Fahrbericht Taycan GTS

Der Taycan GTS in der fast schon zu undramatischen Modefarbe Kreide tritt seinen Dienst im Heel Verlag in Bestform an: zur Basisausstattung addieren sich mehr oder wenige nützliche Extras wie beleuchtete Türeinstiegsblenden (1011,50 Euro), Hochleistungsbremse (mit 8936,90 Euro der größte Extraposten) oder elektrische Ladeklappen (624,75 Euro) hinzu. Und, und, und. Am Ende liegt der Preis des üppig ausgestatteten Testwagens mit 180.713,25 Euro rund 50.000 Euro über Basispreis. Es gäbe den GTS auch als Sport Turismo, aber die Form des normalen Viertürers wirkt schlüssiger und eigenständiger. Tag 1 beginnt in der Großstadt Frankfurt am Main, mittendrin.

Wer hier eine Garage hat und nicht zwei-, dreimal am Tag mit fünf Metern Taycan auf Parkplatzsuche gehen muss, darf sich privilegiert fühlen. Auf dem engen Garagenhof reduziert die optionale Hinterachslenkung den Wendekreis merklich, aber der aufrichtige Applaus der Nachbarn vom Balkon gegenüber beweist, dass das Einparken eines modernen Taycan in eine Garage aus den sechziger Jahren durchaus als Kunststück betrachtet werden kann. Eine Alternative zu diesem Parkraum, der so eng ist, dass die Sicherheitstechnik des Taycan beim Rückwärtsausparken die Notbremse reinhaut, gibt es leider nicht nicht: Strom gibt es nur hier.

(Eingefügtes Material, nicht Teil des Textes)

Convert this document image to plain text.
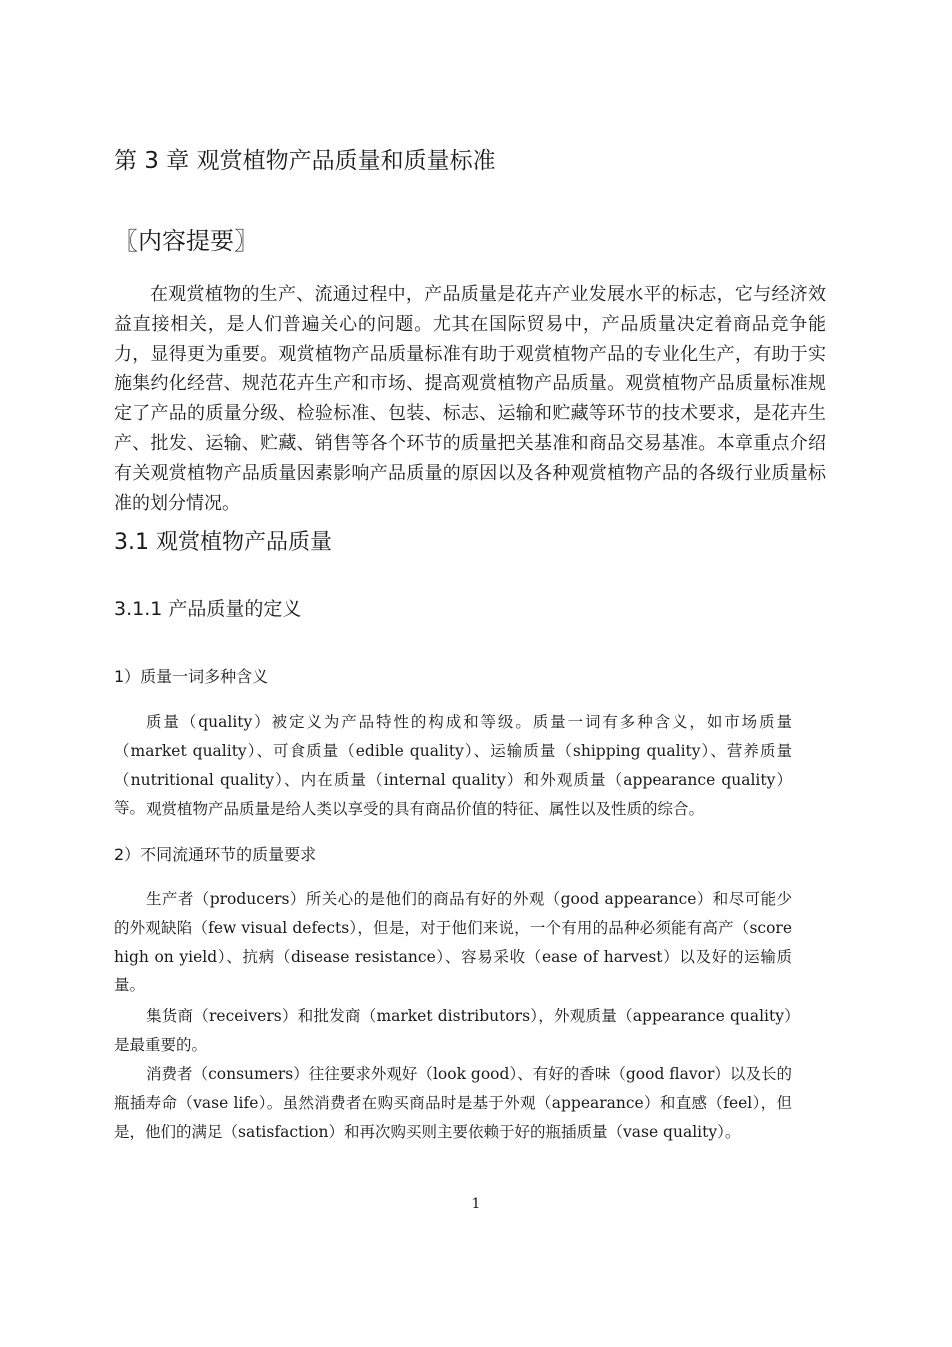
第 3 章 观赏植物产品质量和质量标准
〖内容提要〗

在观赏植物的生产、流通过程中，产品质量是花卉产业发展水平的标志，它与经济效益直接相关，是人们普遍关心的问题。尤其在国际贸易中，产品质量决定着商品竞争能力，显得更为重要。观赏植物产品质量标准有助于观赏植物产品的专业化生产，有助于实施集约化经营、规范花卉生产和市场、提高观赏植物产品质量。观赏植物产品质量标准规定了产品的质量分级、检验标准、包装、标志、运输和贮藏等环节的技术要求，是花卉生产、批发、运输、贮藏、销售等各个环节的质量把关基准和商品交易基准。本章重点介绍有关观赏植物产品质量因素影响产品质量的原因以及各种观赏植物产品的各级行业质量标准的划分情况。

3.1 观赏植物产品质量
3.1.1 产品质量的定义
1）质量一词多种含义

质量（quality）被定义为产品特性的构成和等级。质量一词有多种含义，如市场质量（market quality）、可食质量（edible quality）、运输质量（shipping quality）、营养质量（nutritional quality）、内在质量（internal quality）和外观质量（appearance quality）等。 观赏植物产品质量是给人类以享受的具有商品价值的特征、属性以及性质的综合。

2）不同流通环节的质量要求

生产者（producers）所关心的是他们的商品有好的外观（good appearance）和尽可能少的外观缺陷（few visual defects），但是，对于他们来说，一个有用的品种必须能有高产（score high on yield）、抗病（disease resistance）、容易采收（ease of harvest）以及好的运输质量。

集货商（receivers）和批发商（market distributors），外观质量（appearance quality）是最重要的。

消费者（consumers）往往要求外观好（look good）、有好的香味（good flavor）以及长的瓶插寿命（vase life）。虽然消费者在购买商品时是基于外观（appearance）和直感（feel），但是，他们的满足（satisfaction）和再次购买则主要依赖于好的瓶插质量（vase quality）。

1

Eine Haushaltssteckdose muss in diesem Fall reichen. Bei einer Ladeleistung von rund 3 kW und einer Brutto-Batteriekapazität von 93,4 kWh, wie sie beim GTS mit Performance-Batterie Plus serienmäßig ist, ergibt sich rein rechnerisch eine maximale Ladezeit von 31 Stunden. Das macht Angst! Und eine starke Wallbox mit 11 kW-Ladeleistung bleibt ohne Eigentümer-Versammlung der Vermieter oder dazugehöriges Eigenheim Wunschdenken.

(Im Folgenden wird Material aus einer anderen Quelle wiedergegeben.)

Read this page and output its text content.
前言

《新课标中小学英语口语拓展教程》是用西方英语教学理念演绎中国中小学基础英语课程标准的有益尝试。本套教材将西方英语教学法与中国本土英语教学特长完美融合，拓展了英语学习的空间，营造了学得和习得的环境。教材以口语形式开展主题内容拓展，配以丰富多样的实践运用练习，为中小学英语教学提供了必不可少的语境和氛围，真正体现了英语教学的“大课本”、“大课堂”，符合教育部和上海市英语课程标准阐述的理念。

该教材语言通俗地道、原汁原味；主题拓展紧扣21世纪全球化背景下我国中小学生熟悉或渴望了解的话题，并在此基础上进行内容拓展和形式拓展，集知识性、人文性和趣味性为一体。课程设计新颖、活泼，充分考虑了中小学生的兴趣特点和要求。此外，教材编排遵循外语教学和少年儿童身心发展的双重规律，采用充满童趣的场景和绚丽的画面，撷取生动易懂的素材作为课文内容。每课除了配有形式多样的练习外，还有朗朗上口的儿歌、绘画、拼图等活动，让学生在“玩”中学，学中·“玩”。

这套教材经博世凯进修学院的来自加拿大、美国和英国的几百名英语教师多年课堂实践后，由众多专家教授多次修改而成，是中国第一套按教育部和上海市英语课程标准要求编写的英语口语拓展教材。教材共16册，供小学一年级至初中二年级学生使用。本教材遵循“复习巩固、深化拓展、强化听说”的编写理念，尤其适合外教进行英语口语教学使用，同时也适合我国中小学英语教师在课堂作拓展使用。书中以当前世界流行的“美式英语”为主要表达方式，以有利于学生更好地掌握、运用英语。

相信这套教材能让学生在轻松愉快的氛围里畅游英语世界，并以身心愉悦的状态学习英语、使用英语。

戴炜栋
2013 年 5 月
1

Die Lösung: der von Porsche lieferbare, 1666 Euro teure On-Board-AC-Lader mit 22 kW, der die Ladezeit drastisch reduziert. Selbsterklärend ist die umfangreiche Verkabelung nicht. Und welcher der beiden Ladeanschlüsse ist der richtige? Weil die mitgelieferte Erklärung vage bleibt, hilft nur ausprobieren. Irgendwann gibt das System grünes Licht, Strom fließt. Die Frage, wie dauerhaftes Laden eines E-Autos in einer gemeinschaftlich genutzten Garagenanlage wohl abgerechnet wird, bliebe noch zu klären ...

LADEN WIRD DAS THEMA DER NÄCHSTEN ZWEI WOCHEN SEIN.

Die benötigten Kabel für alle Fälle führt der Taycan im „Frunk“ (Front Trunk), dem vorderen Kofferraum mit sich. Mit 84 Liter Fassungsvermögen fällt das vordere Gepäckabteil klein aus, sind jedoch alle Kabel drin, ist eine weitere sinnvolle Nutzung schwer. Der hintere, 407 Liter fassende Laderaum ist tief, aber flach. Unter einer Klappe liegt hier das stets benötigte Kabel für die Ladesäule, das im besten Fall ausreicht, so dass vorne wieder Platz bleiben würde. Ist der Kofferraum hinten voll, muss zum Herausholen des Kabels allerdings erst Gepäck ausgeräumt werden.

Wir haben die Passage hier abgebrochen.